Derweil gab es noch eine tolle Szene, denn Haßfurts Phillip Bates und ERV-Coach Zdenek Vanc, verantwortlich für den Schien- und Wadenbeinbruch des letztjährigen "Hawks"-Kapitäns bei der Massenschlägerei vor einem Jahr im Schweinfurter "Idecome", reichten sich bereits vor dem Anpfiff des Derbys die Hand. Und laut Einsatzleitung der Polizei kam es sowohl im als auch außerhalb des Stadions zu keinerlei Vorkommnissen. So muss das Derby sein.


Stimmen zum Spiel

David Franek (Haßfurter Stürmer): "Das war kämpferisch von beiden Seiten ein sehr schweres Spiel. Läuferisch stark. Letztlich können beide gewinnen. Der Glücklichere hat dann gewonnen. Wir haben alles gegeben, es hat leider nicht ganz geklappt."

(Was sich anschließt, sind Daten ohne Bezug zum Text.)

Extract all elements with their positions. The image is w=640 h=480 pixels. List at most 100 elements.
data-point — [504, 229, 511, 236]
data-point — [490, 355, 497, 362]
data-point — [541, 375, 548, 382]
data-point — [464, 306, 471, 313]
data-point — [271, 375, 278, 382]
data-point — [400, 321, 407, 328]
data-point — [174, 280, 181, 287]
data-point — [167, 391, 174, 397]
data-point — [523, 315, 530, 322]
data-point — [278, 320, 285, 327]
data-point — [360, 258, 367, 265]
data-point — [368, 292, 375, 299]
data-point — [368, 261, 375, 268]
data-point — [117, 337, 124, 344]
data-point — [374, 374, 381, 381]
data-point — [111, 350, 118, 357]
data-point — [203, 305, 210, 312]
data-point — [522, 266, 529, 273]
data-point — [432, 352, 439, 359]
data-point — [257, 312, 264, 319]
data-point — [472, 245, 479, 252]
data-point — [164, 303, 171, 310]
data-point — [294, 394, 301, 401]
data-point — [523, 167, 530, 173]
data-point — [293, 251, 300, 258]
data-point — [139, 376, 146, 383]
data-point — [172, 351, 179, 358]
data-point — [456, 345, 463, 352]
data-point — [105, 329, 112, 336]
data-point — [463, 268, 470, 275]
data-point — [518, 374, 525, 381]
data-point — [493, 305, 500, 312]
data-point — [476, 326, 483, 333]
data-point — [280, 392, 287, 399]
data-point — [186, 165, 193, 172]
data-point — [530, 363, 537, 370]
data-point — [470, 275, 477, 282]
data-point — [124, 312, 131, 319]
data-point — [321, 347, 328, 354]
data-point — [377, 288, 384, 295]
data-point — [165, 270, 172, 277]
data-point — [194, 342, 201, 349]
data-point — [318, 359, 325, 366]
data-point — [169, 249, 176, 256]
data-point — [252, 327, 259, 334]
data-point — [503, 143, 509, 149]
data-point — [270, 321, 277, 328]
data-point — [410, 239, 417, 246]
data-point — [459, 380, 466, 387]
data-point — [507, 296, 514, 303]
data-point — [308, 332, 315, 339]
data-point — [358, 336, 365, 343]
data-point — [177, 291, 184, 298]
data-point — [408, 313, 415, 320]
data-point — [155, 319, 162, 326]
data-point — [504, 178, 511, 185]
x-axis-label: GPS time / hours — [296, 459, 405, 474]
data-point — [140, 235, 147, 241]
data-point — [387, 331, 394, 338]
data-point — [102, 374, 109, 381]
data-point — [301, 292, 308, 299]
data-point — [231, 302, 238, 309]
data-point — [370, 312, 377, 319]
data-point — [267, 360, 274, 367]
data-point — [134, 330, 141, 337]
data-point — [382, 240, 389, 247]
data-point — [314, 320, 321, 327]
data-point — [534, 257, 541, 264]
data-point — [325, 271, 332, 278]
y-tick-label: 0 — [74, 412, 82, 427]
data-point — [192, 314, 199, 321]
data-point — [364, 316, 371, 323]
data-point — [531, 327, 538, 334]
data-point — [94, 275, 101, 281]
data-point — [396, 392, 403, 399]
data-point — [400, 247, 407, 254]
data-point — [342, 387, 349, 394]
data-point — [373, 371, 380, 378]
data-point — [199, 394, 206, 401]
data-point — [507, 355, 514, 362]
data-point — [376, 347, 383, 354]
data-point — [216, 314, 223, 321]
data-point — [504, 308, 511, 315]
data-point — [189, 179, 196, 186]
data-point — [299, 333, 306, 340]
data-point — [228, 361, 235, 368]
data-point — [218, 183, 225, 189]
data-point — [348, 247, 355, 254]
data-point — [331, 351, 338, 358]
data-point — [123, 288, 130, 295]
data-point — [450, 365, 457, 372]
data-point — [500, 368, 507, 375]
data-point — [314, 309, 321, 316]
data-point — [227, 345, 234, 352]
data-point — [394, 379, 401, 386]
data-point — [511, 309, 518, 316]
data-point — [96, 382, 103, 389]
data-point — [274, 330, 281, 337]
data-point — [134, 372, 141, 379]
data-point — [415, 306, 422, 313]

Thomas Berndaner (Teammanager "Mighty Dogs"). "Es war ein glücklicher Sieg für uns. Es ist zwar alles möglich, aber wenn man 3:1 in einem Derby hinten liegt, dann hat man eigentlich keine Chance mehr. Es war ein schnelles und absolut faires Spiel vor einer super Zuschauerkulisse. Das hat es, denke ich, in Haßfurt schon lange nicht mehr gegeben."

Max Hildenbrand (Haßfurter Verteidiger): "Die Schiedsrichter haben heute gut gepfiffen. Auf alle Fälle kein Vergleich zum letzten Derby mit der Massenschlägerei. Der Ausfall von Jakub hat uns natürlich extrem geschwächt. Trotzdem haben wir einen Punkt mitgenommen und gehen deshalb auch positiv aus diesem Abend."